The petition alleged a violation of the right of present and future generations (under the Costa Rican constitution and the Inter-American human rights system) to enjoy a safe climate as part of the right to a healthy and ecologically balanced environment, noting that the ministries had failed to issue guidance on EIAs concerning projects generating climate-related risks and impacts. It argued that these effects should be analyzed throughout the lifecycle of a project, from selection and siting, to planning and design, to implementation, closure, and decommissioning. To make this argument, the case cited Costa Rica’s obligations under international instruments such as the UNFCCC, the Paris Agreement, and the Central American Convention on Climate Change. It also drew on reports about Costa Rica’s vulnerabilities to extreme hydrometeorological events (hurricanes and tropical storms) as well as on recent findings by the Inter-American Court of Human Rights, the International Court of Justice, and the International Tribunal for the Law of the Sea, as well as the Constitutional Chamber’s own case-law regarding a healthy environment, EIAs, the prevention of environmental damage, and climate change.

In its ruling, the Chamber ordered the two ministries to coordinate their efforts to incorporate to examine the climate risks and impacts of activities and projects falling under the domestic regulatory framework governing EIAs (the 2022 Regulation on Environmental Assessment, Control, and Monitoring). In doing so, it set an 18-month time limit within which the Ministry of Environment and Energy (MINAE) and the National Technical Secretariat for the Environment (SETENA) are required to incorporate the assessment of climate risks and impacts into environmental impact assessment (EIA) procedures. In addition, the order requires project developers to implement climate mitigation and adaptation measures. The Constitutional Chamber also warned the respondent authorities that failure to comply with the order may result in criminal liability under Article 71 of the Law on Constitutional Jurisdiction.
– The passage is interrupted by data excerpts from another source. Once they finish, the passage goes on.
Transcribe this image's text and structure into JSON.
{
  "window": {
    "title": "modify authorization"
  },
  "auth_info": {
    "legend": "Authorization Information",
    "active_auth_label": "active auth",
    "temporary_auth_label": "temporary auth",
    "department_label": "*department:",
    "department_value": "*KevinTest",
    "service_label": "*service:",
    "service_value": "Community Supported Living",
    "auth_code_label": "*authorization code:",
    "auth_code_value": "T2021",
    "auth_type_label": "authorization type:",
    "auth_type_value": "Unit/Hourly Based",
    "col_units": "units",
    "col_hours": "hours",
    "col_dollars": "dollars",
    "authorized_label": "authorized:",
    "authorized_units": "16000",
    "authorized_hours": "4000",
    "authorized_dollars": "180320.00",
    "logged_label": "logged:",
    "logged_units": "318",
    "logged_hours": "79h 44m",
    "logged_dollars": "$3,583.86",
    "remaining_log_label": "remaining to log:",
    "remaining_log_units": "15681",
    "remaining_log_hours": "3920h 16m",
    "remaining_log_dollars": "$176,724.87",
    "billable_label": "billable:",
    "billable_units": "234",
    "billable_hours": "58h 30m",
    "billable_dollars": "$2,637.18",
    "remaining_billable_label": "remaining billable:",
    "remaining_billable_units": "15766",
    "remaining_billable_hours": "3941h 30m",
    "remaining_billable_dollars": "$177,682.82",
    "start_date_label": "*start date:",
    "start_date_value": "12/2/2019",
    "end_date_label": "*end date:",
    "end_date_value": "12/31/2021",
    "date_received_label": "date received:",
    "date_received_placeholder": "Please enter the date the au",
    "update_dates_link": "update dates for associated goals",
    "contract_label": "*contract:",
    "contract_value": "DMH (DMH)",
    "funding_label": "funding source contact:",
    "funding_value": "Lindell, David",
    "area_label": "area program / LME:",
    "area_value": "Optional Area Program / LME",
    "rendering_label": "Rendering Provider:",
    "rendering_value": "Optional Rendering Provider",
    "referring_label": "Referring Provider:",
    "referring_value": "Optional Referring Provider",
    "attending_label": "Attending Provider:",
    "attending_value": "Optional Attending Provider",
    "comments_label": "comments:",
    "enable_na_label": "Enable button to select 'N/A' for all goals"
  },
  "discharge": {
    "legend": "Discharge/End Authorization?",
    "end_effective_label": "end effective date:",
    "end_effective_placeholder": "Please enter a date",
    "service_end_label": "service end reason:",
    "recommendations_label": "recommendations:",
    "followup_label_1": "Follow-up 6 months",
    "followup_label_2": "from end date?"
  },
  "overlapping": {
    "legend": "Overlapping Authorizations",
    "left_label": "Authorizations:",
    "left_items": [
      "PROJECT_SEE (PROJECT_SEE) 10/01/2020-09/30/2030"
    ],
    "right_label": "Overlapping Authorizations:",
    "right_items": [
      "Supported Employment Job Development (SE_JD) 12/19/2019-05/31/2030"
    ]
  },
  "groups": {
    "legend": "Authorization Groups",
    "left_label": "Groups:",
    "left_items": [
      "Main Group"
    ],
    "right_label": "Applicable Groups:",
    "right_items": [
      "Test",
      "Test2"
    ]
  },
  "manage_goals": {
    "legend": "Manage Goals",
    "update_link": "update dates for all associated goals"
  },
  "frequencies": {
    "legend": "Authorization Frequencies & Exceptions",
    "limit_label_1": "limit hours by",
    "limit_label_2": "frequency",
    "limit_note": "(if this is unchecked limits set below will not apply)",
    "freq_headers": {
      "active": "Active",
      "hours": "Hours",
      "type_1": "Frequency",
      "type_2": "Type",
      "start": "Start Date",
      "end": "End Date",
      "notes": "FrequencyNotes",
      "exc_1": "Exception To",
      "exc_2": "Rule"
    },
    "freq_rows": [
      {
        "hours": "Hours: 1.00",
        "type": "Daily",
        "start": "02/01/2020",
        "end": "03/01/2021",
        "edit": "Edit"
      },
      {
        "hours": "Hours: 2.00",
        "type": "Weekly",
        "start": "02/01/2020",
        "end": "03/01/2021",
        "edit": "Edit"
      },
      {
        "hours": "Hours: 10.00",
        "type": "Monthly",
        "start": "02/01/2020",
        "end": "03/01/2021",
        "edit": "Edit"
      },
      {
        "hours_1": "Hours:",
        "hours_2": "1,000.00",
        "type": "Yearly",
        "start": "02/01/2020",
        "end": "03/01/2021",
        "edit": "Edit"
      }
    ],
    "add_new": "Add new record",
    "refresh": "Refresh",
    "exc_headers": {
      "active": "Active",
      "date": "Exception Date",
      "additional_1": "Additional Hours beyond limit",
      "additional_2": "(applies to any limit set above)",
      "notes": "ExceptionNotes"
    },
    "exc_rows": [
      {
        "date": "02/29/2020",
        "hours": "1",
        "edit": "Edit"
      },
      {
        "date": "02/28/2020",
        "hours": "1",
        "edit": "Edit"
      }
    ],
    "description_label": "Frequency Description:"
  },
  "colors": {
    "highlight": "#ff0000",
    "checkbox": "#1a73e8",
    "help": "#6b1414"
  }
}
The state was also ordered to pay costs, damages and expenses.

There were several third-party interventions in this case, including from the UN Special Rapporteur on the human right to a healthy environment, Astrid Puentes Riaño, as well as the NGOs AIDA, World’s Youth for Climate Justice, Justicia para la Naturaleza, the Fidélitas University Legal Clinic on Climate Change, Interculturality, Environment, and Human Rights, Pro Natura, and APREFLOFAS, as well as from academics: Álvaro Sagot Rodríguez, Allan Astorga Gatgens, and David Anderson Lambert.

Suggested citation:
Constitutional Court of Costa Rica, Citizen (Mario Peña Chacón) vs. Costa Rica, ruling 2026-022147, June 16 2026.